30 original plays will be put on in 60 seconds, one right after the other. The format is modeled after popular theater troupe “The Neo-Futurists.” Audience members will be the ones in charge of picking the order of the plays. Each member receives a “menu” of the performances. The plays are numbered and have their respective numbered clothespins hanging in the back of the theater.
“It’s not passive theater It uses humor or political tone to activate emotion or change in the audience,” theater director Andrew Sinclair said.
The plays must be original and must be from the perspective of the writer. The plays’ genres are either comedy, political, or they discuss serious issues.
Sinclair said that the Portraits show is always trying to do something different.
“Every year we try to do something experimental[with this show[. Last year we did “The Perks of Being a Wallflower.” We’ve done a show where there were no words, only music. We try to be non-traditional, experimental, and do something that is not part of the regular theater season,” Sinclair said.
The 21 students involved in “30 in 60” are sophomores Janessa Arango, Katie Doherty, Samantha Larkins, Cynthia Ruberry, Scott Albaum, Andre Eramia, Marie Pamatmat, Brian Sands, and Marian Ismayl; juniors Daniel Bedoya, Caleigh Havansek, Lila Gilbert, and Susy Montoya-Quinchia; and seniors Aria Caldwell, Sam Elkin, Isaiah Gardner, Becca Gratch, Mary Mando, Merrick McWherter, Sarah Meehan, and Rudy Newman.
Junior Lila Gilbert believes that the variety of plays will attract audiences.

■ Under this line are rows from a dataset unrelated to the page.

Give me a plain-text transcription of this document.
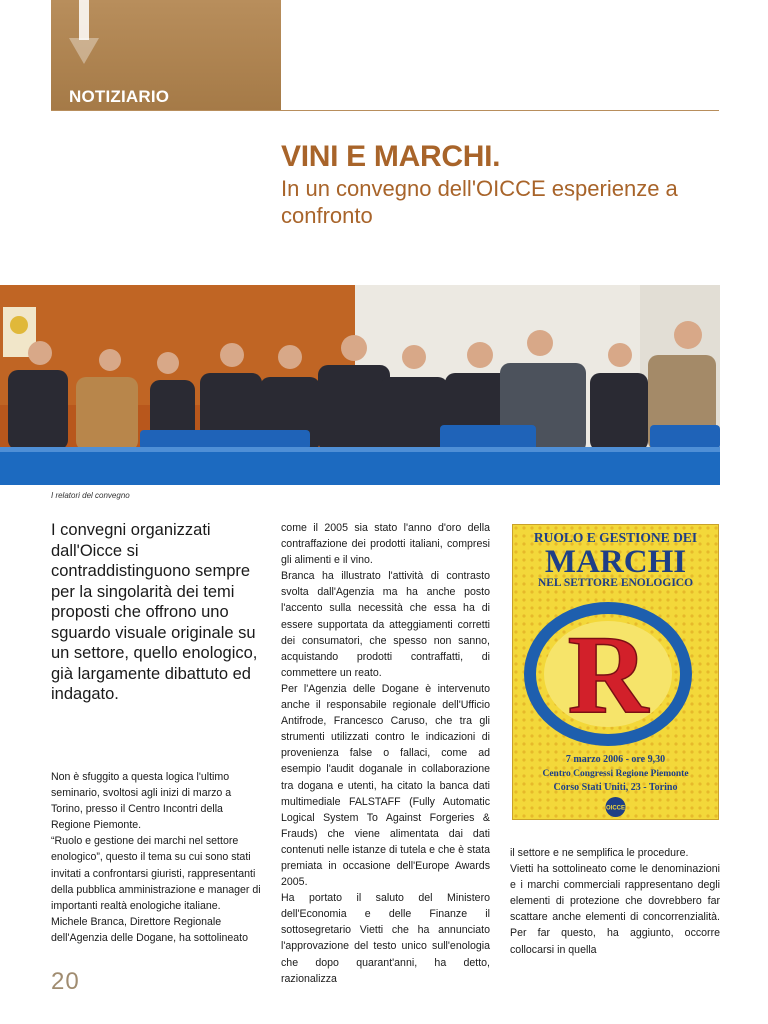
NOTIZIARIO
VINI E MARCHI.
In un convegno dell'OICCE esperienze a confronto
I relatori del convegno

I convegni organizzati dall'Oicce si contraddistinguono sempre per la singolarità dei temi proposti che offrono uno sguardo visuale originale su un settore, quello enologico, già largamente dibattuto ed indagato.

Non è sfuggito a questa logica l'ultimo seminario, svoltosi agli inizi di marzo a Torino, presso il Centro Incontri della Regione Piemonte.

“Ruolo e gestione dei marchi nel settore enologico”, questo il tema su cui sono stati invitati a confrontarsi giuristi, rappresentanti della pubblica amministrazione e manager di importanti realtà enologiche italiane.

Michele Branca, Direttore Regionale dell'Agenzia delle Dogane, ha sottolineato

come il 2005 sia stato l'anno d'oro della contraffazione dei prodotti italiani, compresi gli alimenti e il vino.

Branca ha illustrato l'attività di contrasto svolta dall'Agenzia ma ha anche posto l'accento sulla necessità che essa ha di essere supportata da atteggiamenti corretti dei consumatori, che spesso non sanno, acquistando prodotti contraffatti, di commettere un reato.

Per l'Agenzia delle Dogane è intervenuto anche il responsabile regionale dell'Ufficio Antifrode, Francesco Caruso, che tra gli strumenti utilizzati contro le indicazioni di provenienza false o fallaci, come ad esempio l'audit doganale in collaborazione tra dogana e utenti, ha citato la banca dati multimediale FALSTAFF (Fully Automatic Logical System To Against Forgeries & Frauds) che viene alimentata dai dati contenuti nelle istanze di tutela e che è stata premiata in occasione dell'Europe Awards 2005.

Ha portato il saluto del Ministero dell'Economia e delle Finanze il sottosegretario Vietti che ha annunciato l'approvazione del testo unico sull'enologia che dopo quarant'anni, ha detto, razionalizza

RUOLO E GESTIONE DEI
MARCHI
NEL SETTORE ENOLOGICO
R
7 marzo 2006 - ore 9,30
Centro Congressi Regione Piemonte
Corso Stati Uniti, 23 - Torino
OICCE

il settore e ne semplifica le procedure.

Vietti ha sottolineato come le denominazioni e i marchi commerciali rappresentano degli elementi di protezione che dovrebbero far scattare anche elementi di concorrenzialità. Per far questo, ha aggiunto, occorre collocarsi in quella

20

“It is literally written by students for students. There’s sure to be something you can relate to and laugh at,” Gilbert said.
The price is $4, unless students want to roll a die to either pay less than the $4 or end up paying a few dollars over the set price. The die is the way the “Neo-Futurists” set up their price of admission.
“Experimental theater is always exciting.[The plays] are taken from text to performance to response. Everything is organically grown,” Sinclair said. “The variety that the audience can see is pretty cool.”